2.5. Das Bundesverwaltungsgericht führte am 15.11.2019 in Anwesenheit eines Dolmetschers für die Sprache Dari eine öffentliche mündliche Verhandlung durch.
2.6. Im Zuge des Vor- und gegenständlichen Verfahrens brachte der Beschwerdeführer folgende Unterlagen in Vorlage:
* Teilnahmebestätigung am Werte- und Orientierungskurs am 14.10.2016;
* ÖSD-Zertifikat B1 vom 09.08.2017;
* Arbeitszwischenzeugnis vom 17.01.2018;
* Arbeitsvertrag vom 04.06.2018;
* Lohn/Gehaltsabrechnungen von Juni bis Dezember 2018;
* Arbeitsvertrag im Gastronomiebereich beginnend mit 09.11.2019 bis 22.12.2019
2.7. Im Rahmen des Parteiengehörs vom 20.11.2019 wurde dem BF die aktuelle Fassung des Länderinformationsblattes der Staatendokumentation Afghanistan vom 13.11.2019 sowie weitere Berichte betreffend die Sicherheits- und Versorgungslage in Afghanistan, insbesondere Herat und Mazar-Sharif, übermittelt.

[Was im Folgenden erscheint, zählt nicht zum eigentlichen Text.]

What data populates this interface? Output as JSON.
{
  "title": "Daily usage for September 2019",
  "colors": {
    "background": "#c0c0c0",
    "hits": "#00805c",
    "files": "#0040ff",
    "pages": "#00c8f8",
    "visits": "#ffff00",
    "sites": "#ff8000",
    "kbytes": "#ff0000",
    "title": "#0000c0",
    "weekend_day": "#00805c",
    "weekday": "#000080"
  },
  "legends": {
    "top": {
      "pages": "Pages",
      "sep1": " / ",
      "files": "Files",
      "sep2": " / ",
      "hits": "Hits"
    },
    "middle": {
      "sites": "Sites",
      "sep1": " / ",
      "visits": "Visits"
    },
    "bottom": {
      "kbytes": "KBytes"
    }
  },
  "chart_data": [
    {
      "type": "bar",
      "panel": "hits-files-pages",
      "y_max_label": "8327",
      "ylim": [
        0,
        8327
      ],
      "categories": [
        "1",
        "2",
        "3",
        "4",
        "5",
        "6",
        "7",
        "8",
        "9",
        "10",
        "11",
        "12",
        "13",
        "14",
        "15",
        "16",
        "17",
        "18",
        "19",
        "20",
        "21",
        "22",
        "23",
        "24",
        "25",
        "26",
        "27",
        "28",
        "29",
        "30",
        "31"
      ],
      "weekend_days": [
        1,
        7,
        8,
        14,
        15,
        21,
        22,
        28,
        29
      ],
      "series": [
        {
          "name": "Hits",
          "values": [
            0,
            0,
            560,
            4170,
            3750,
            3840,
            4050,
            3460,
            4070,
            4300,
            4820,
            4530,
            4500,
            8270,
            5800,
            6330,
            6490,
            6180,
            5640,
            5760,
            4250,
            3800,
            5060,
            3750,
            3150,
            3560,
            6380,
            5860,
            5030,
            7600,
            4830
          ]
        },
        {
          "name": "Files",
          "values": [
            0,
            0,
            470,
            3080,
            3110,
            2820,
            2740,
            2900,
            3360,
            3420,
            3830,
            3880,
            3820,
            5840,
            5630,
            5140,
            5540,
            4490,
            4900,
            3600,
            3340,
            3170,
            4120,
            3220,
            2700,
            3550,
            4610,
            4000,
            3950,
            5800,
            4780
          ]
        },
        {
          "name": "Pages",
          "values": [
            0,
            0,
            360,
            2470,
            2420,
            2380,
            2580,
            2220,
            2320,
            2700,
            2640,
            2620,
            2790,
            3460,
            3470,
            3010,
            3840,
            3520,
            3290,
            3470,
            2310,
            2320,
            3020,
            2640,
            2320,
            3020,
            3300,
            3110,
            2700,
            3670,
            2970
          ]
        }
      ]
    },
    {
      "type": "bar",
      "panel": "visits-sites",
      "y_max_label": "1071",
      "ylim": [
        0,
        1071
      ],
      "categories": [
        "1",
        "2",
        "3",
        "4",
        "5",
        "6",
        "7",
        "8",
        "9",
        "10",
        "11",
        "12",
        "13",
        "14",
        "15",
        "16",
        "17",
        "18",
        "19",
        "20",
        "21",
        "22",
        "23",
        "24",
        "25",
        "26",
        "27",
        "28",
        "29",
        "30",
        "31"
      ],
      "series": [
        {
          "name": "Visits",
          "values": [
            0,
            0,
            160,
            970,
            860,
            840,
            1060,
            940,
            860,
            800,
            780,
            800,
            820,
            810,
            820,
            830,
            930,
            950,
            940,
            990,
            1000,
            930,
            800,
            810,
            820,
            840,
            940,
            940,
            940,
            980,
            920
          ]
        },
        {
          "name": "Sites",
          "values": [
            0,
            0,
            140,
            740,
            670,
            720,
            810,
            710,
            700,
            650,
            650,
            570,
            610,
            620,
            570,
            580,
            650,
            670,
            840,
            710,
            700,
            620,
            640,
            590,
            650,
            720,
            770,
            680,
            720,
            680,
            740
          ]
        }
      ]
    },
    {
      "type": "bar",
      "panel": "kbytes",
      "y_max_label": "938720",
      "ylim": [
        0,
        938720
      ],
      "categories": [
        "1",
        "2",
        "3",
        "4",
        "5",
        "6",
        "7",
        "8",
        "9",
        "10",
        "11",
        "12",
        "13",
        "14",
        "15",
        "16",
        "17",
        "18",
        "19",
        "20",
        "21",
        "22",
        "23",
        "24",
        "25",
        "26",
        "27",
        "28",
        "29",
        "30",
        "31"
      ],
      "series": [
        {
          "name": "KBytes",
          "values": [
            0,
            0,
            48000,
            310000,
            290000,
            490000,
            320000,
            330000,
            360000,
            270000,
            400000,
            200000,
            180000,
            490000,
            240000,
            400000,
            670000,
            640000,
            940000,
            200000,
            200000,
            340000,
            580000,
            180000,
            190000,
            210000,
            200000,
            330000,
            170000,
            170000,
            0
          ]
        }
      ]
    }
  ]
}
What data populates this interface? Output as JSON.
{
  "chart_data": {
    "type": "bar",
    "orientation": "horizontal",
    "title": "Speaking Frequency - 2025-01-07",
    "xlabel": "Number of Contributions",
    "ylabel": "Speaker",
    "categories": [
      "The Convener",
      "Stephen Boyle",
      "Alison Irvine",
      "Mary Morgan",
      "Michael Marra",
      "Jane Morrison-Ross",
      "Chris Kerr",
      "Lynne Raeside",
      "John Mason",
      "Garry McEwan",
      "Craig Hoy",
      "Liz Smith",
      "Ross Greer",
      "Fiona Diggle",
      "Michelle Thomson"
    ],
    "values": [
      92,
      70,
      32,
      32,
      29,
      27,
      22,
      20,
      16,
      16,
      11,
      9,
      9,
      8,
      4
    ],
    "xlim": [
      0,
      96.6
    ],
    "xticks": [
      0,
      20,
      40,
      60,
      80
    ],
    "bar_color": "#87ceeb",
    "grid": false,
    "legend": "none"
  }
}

2.8. Mit Schreiben vom 29.11.2019 wies die Vertretung des BF darauf hin, dass die Länderberichte eindeutigen aufzeigen würden, dass von einer Verbesserung der Sicherheitslage in Afghanistan nicht ausgegangen werden könne.
II. Das Bundesverwaltungsgericht hat erwogen:
1. Feststellungen:
Der entscheidungsrelevante Sachverhalt steht fest. Auf Grundlage der Beschwerde gegen den angefochtenen Bescheid des Bundesamtes für Fremdenwesen und Asyl, der im Verfahren vorgelegten Dokumente, der Einsichtnahme in die bezughabenden Verwaltungsakten, der mündlichen Verhandlung vor dem Bundesverwaltungsgericht sowie der Einsichtnahme in das Zentrale Melderegister, das Zentrale Fremdenregister und Strafregister werden folgende Feststellungen getroffen und der Entscheidung zugrunde gelegt:
1.1. Zur Person des Beschwerdeführers:
Der volljährige Beschwerdeführer führt den Namen XXXX , ist Staatsangehöriger der Islamischen Republik Afghanistan am XXXX geboren, gehört der Volksgruppe der Hazara an und bekennt sich zur schiitischen Glaubensrichtung des Islam. Er ist ledig, hat keine Obsorgeverpflichtungen, ist gesund und arbeitsfähig. Seine Muttersprache ist Dari. Der BF stammt aus der Provinz Daikundi. Der BF ist im Alter von vierzehn Jahren gemeinsam mit seiner Familie in den Iran verzogen, wo er sieben Jahre gemeinsam mit seiner Familie in Qom, Iran lebte; seither war der Beschwerdeführer nicht mehr in Afghanistan aufhältig. Der Beschwerdeführer hat im Iran eine zweijährige Schulbildung erhalten; und hat fünf Jahre lang als Hilfsarbeiter gearbeitet. Der BF ist gesund und arbeitsfähig.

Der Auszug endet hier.